When Osos opened the prison gates to renew his offer, she escaped Nightmare and rampaged across the human world. Her hunger for the guilty knew no limits. She laid waste to entire towns avenging her gentle daughters. In the City of the Gods, Osos gathered two of the surviving girls, Deliah and Zariah, which was a form of ‘little Sera.’ He afflicted them with a wasting disease so they needed the intercession of a great healer to live. The disease was as painful as it was crippling, but he denied them any ease, tormenting them for his sport. Serog was compelled to come to the aid of her daughters.

While she was curing her children, Osos trapped them all with the One True Blade. Then he commanded her to choose: back to the pits or into his army. Her daughters were too weak to flee.

“I curse you,” she snarled. “One day, I will eat your heart and dance on your grave.”

“Before that, you will submit,” he countered.

Words in the undergirding cause ripples in our world.

Serog tried to slay the monster Osos before he could harm any others. He drove her back to Nightmare, but the dragoness wounded him deeply. To heal, he needed more power than his slave gods could provide. Thus he captured the Traveler and made him share the secret power of boundaries.

That was when his greed turned him into the Compass Star. The two daughters in the palace were fused into wizard glass, just like every other living thing in what became the Inner Sea.

The stunned gods needed help to rebuild the fabric of reality and mend their own bodies. They located the life stones of the two girls, shards of glass that held the multidimensional echoes of their once-beautiful spirits. In exchange for these shards of life, Serog swore to guard the Door to Nightmare in the School of Bards. For to have a usable prison, there must be a Door in.

Serog, with all her skills, could not restore the spirit echoes of her daughters in physical form. However, she could teach them about resonance, iron will, and perseverance. She strengthened their spirits and showed them how to take over a human body so they could live again. Such a body was too weak for them and was consumed like wax before the flame. Then they needed to find another body to possess. Committing murder after murder drove gentle Deliah to end her own life. She shattered her stone in a final act of contrition and entrusted the pieces to the fish of the ocean. In the process, she damaged Zariah’s stone. The necklace with her shard washed ashore in the plague-lands.

Fate found the perfect host for Serog’s surviving daughter, one immune to the drain of the possessing spirit—me. I was half-Imperial and half-plague-lander, a child with the local variant of the same name: Sarajah. I had to consent to the possession for it to be binding. I did so to gain freedom from my own nightmare.

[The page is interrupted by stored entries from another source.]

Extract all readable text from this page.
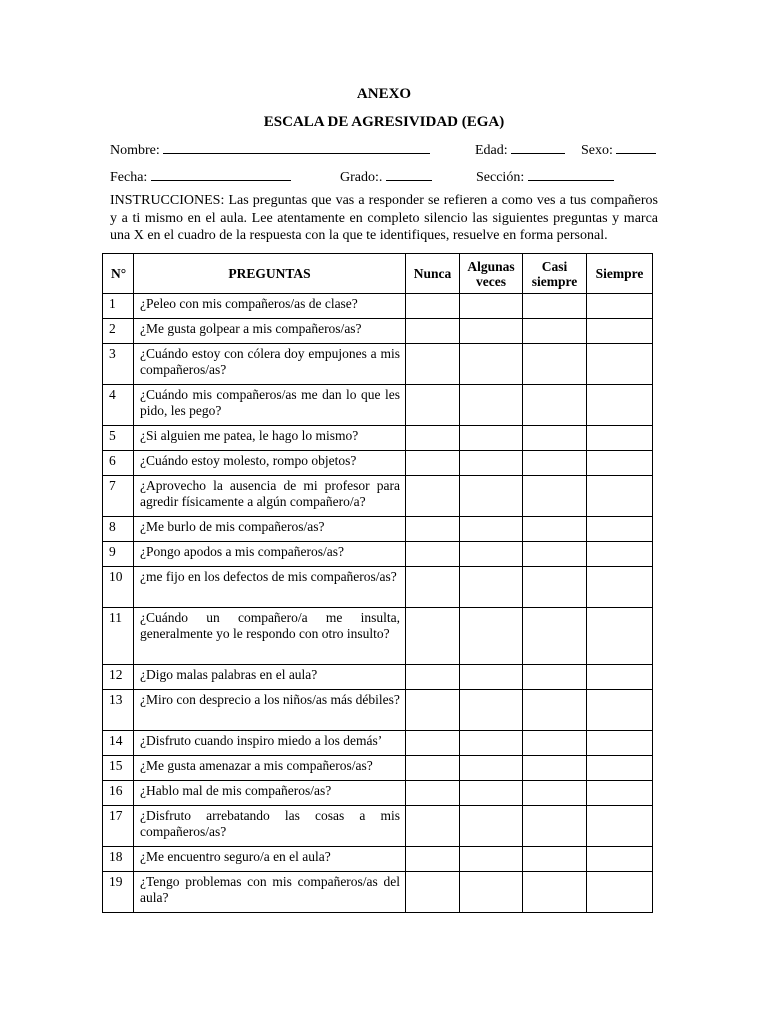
ANEXO
ESCALA DE AGRESIVIDAD (EGA)
Nombre:	Edad:	Sexo:
Fecha:	Grado:.	Sección:
INSTRUCCIONES: Las preguntas que vas a responder se refieren a como ves a tus compañeros y a ti mismo en el aula. Lee atentamente en completo silencio las siguientes preguntas y marca una X en el cuadro de la respuesta con la que te identifiques, resuelve en forma personal.
N°	PREGUNTAS	Nunca	Algunas veces	Casi siempre	Siempre
1	¿Peleo con mis compañeros/as de clase?				
2	¿Me gusta golpear a mis compañeros/as?				
3	¿Cuándo estoy con cólera doy empujones a mis compañeros/as?				
4	¿Cuándo mis compañeros/as me dan lo que les pido, les pego?				
5	¿Si alguien me patea, le hago lo mismo?				
6	¿Cuándo estoy molesto, rompo objetos?				
7	¿Aprovecho la ausencia de mi profesor para agredir físicamente a algún compañero/a?				
8	¿Me burlo de mis compañeros/as?				
9	¿Pongo apodos a mis compañeros/as?				
10	¿me fijo en los defectos de mis compañeros/as?				
11	¿Cuándo un compañero/a me insulta, generalmente yo le respondo con otro insulto?				
12	¿Digo malas palabras en el aula?				
13	¿Miro con desprecio a los niños/as más débiles?				
14	¿Disfruto cuando inspiro miedo a los demás’				
15	¿Me gusta amenazar a mis compañeros/as?				
16	¿Hablo mal de mis compañeros/as?				
17	¿Disfruto arrebatando las cosas a mis compañeros/as?				
18	¿Me encuentro seguro/a en el aula?				
19	¿Tengo problemas con mis compañeros/as del aula?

Zariah killed my owner and traveled to the ruined temple her mother guarded. Together we became the most powerful witch in the world. Together, we consumed the life force of over two thousand humans. Most traded willingly. Some were criminals. I watched every one of them die without being able to stop her.

When the Sheriff Tashi wrestled Serog to the ground, Zariah left voluntarily to spare her mother suffering. The daughter repaid the debt at last and the nightmare was over. I, Sarajah, was freed. The Doors to Eternity were closed. Serog was released from her service to the gods.

****

Sarajah didn’t want to add that Serog adopted a new daughter, Humi Kragen, to get revenge on the sheriff. Her story demanded a better ending. Staring at the blank page on the right side, she closed her eyes for a moment only.

Tashi woke her by asking, “What did you draw this time?”